Ph.D. Nicole Bruneau
Docent Teija Kujala
The main objective of the present follow-up study was to investigate auditory processing by using auditory event related potentials (ERPs), and language development to determine whether a correlation exists between auditory ERPs and language development.
Auditory processing was investigated in very low birth weight (VLBW) preterm children and matched controls at mean ages of 4 and 6 years to determine whether there are differences in ERPs between VLBW preterm children and controls. Language development was measured at the mean ages of 2, 4 and 6 years to investigate the developmental course of language learning and to determine whether a relationship exists between ERPs, especially mismatch negativity (MMN), and language development. Auditory ERPs were also measured in children with AS (mean age 9;1 years) and matched controls to assess whether differences can be found between these two groups of children. Language development in children with AS was not investigated for this study.

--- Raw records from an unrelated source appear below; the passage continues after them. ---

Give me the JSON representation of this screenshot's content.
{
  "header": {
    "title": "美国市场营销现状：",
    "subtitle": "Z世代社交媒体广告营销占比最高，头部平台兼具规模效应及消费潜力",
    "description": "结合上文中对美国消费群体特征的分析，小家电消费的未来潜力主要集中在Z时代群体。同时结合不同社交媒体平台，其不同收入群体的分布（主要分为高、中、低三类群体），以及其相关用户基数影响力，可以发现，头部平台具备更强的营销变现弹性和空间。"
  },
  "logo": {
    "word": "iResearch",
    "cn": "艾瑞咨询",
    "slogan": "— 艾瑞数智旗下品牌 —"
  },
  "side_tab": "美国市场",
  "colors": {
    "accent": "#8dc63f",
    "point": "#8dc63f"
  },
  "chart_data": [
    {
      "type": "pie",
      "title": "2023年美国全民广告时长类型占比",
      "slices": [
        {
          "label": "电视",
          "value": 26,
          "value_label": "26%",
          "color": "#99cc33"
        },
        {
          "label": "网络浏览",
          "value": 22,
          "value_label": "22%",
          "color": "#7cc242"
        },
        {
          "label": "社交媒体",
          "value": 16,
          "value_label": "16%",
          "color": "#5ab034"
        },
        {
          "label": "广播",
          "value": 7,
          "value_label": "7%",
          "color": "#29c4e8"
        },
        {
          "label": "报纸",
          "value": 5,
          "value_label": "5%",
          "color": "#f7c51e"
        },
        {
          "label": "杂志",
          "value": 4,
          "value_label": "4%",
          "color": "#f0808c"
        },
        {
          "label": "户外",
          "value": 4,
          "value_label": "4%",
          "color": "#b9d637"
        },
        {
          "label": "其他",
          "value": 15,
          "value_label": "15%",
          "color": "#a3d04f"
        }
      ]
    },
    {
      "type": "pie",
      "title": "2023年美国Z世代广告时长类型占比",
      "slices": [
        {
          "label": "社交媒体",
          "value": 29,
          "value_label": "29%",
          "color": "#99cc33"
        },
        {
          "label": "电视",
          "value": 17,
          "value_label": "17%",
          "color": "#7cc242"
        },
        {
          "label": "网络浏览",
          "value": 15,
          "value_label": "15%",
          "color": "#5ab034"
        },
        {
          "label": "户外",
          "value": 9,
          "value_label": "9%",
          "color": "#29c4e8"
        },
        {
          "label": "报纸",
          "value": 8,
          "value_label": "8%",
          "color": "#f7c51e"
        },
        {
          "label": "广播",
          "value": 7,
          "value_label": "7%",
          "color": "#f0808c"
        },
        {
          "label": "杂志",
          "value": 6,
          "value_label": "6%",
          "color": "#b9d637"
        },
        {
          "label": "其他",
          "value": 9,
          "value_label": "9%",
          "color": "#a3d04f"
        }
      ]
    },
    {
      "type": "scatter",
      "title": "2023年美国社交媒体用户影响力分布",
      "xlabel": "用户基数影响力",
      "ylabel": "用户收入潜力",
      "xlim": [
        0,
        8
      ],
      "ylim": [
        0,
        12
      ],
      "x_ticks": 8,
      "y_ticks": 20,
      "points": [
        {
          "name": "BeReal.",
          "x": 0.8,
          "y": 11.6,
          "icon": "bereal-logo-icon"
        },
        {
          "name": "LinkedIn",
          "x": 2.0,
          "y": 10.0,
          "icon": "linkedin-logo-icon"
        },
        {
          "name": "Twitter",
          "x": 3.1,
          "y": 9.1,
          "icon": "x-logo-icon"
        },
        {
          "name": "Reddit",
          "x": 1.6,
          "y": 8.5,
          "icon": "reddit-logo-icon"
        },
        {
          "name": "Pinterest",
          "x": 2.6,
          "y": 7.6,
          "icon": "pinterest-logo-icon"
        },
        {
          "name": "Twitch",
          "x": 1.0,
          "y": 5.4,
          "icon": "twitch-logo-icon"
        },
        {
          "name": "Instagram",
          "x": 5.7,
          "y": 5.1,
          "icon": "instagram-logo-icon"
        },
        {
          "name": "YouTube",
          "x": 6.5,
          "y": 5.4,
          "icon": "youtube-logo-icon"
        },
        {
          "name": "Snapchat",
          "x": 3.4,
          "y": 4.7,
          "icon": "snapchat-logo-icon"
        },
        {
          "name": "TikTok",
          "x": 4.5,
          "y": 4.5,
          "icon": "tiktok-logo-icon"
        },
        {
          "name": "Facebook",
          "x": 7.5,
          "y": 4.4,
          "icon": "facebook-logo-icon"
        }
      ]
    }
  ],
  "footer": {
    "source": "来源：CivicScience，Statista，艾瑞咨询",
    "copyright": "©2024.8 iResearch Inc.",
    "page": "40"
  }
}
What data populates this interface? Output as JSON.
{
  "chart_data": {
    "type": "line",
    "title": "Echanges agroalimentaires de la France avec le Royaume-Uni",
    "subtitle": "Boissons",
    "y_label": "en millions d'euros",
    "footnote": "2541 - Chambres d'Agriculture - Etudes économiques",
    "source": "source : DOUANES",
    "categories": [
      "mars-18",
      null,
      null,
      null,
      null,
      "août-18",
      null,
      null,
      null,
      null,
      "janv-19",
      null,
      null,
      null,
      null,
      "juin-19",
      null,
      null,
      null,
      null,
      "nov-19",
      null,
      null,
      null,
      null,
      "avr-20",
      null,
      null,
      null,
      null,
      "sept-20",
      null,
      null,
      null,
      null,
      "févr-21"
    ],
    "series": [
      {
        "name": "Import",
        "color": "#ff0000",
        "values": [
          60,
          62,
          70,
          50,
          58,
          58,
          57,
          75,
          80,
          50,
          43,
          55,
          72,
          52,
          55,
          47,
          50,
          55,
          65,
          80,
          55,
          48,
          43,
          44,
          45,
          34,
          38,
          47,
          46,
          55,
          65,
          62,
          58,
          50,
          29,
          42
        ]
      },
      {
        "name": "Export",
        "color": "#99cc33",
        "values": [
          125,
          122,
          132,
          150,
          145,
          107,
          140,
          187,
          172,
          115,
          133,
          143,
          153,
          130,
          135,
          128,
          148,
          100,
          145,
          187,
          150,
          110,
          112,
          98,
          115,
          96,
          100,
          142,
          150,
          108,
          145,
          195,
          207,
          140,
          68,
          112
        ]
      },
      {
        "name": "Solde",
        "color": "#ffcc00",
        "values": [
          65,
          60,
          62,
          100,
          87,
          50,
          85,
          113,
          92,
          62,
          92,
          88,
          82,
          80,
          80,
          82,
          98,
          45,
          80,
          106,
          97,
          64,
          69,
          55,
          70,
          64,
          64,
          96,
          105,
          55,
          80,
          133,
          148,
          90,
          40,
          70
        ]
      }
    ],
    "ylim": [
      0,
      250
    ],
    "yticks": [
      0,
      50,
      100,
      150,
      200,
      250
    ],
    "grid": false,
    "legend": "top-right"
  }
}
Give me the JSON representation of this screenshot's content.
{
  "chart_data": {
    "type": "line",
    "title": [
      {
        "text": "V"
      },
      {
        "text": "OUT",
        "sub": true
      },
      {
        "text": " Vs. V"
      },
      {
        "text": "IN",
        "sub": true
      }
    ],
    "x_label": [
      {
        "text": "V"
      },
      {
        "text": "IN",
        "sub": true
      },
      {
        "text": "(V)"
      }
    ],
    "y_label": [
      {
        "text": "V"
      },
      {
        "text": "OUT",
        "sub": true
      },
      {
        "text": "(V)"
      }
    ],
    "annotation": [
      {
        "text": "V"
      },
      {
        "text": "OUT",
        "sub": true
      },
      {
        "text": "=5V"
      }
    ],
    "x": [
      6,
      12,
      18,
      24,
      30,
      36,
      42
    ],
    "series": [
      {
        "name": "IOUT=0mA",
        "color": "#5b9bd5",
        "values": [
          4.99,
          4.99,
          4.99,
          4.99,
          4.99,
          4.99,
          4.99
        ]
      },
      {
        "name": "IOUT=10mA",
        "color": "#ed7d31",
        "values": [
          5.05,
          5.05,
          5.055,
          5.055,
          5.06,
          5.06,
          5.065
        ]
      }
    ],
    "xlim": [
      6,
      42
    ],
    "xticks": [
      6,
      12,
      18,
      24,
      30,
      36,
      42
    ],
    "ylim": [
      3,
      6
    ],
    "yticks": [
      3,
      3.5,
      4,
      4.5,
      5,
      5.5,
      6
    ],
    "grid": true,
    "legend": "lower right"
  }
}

VLBW preterm children exhibited difficulties in the auditory processing at the level of obligatory ERPs, MMN, late MMN (lMMN) and behavioural tests. Both language comprehension and production were deficient in the preterm group compared to their controls. Lexical development was the most prominent phenomenon differentiating preterm children from their controls. MMN and lMMN amplitudes were attenuated most in children with naming difficulty at the ages of 4 and 6 years. Weak or totally missing MMN at the age of 4 years was mainly found in children with naming difficulties.
Children with AS also displayed abnormalities in auditory processing, as indexed by delayed MMN latency. MMN was most delayed in the right hemisphere and specifically for tones.
In conclusion: VLBW preterm children and children with AS exhibited difficulties in auditory processing. MMN correlated well with language development in preterm children. Therefore, auditory ERPs, especially MMN, should be used in combination with language measures to identify the children at a risk for deficient auditory processing and language delays.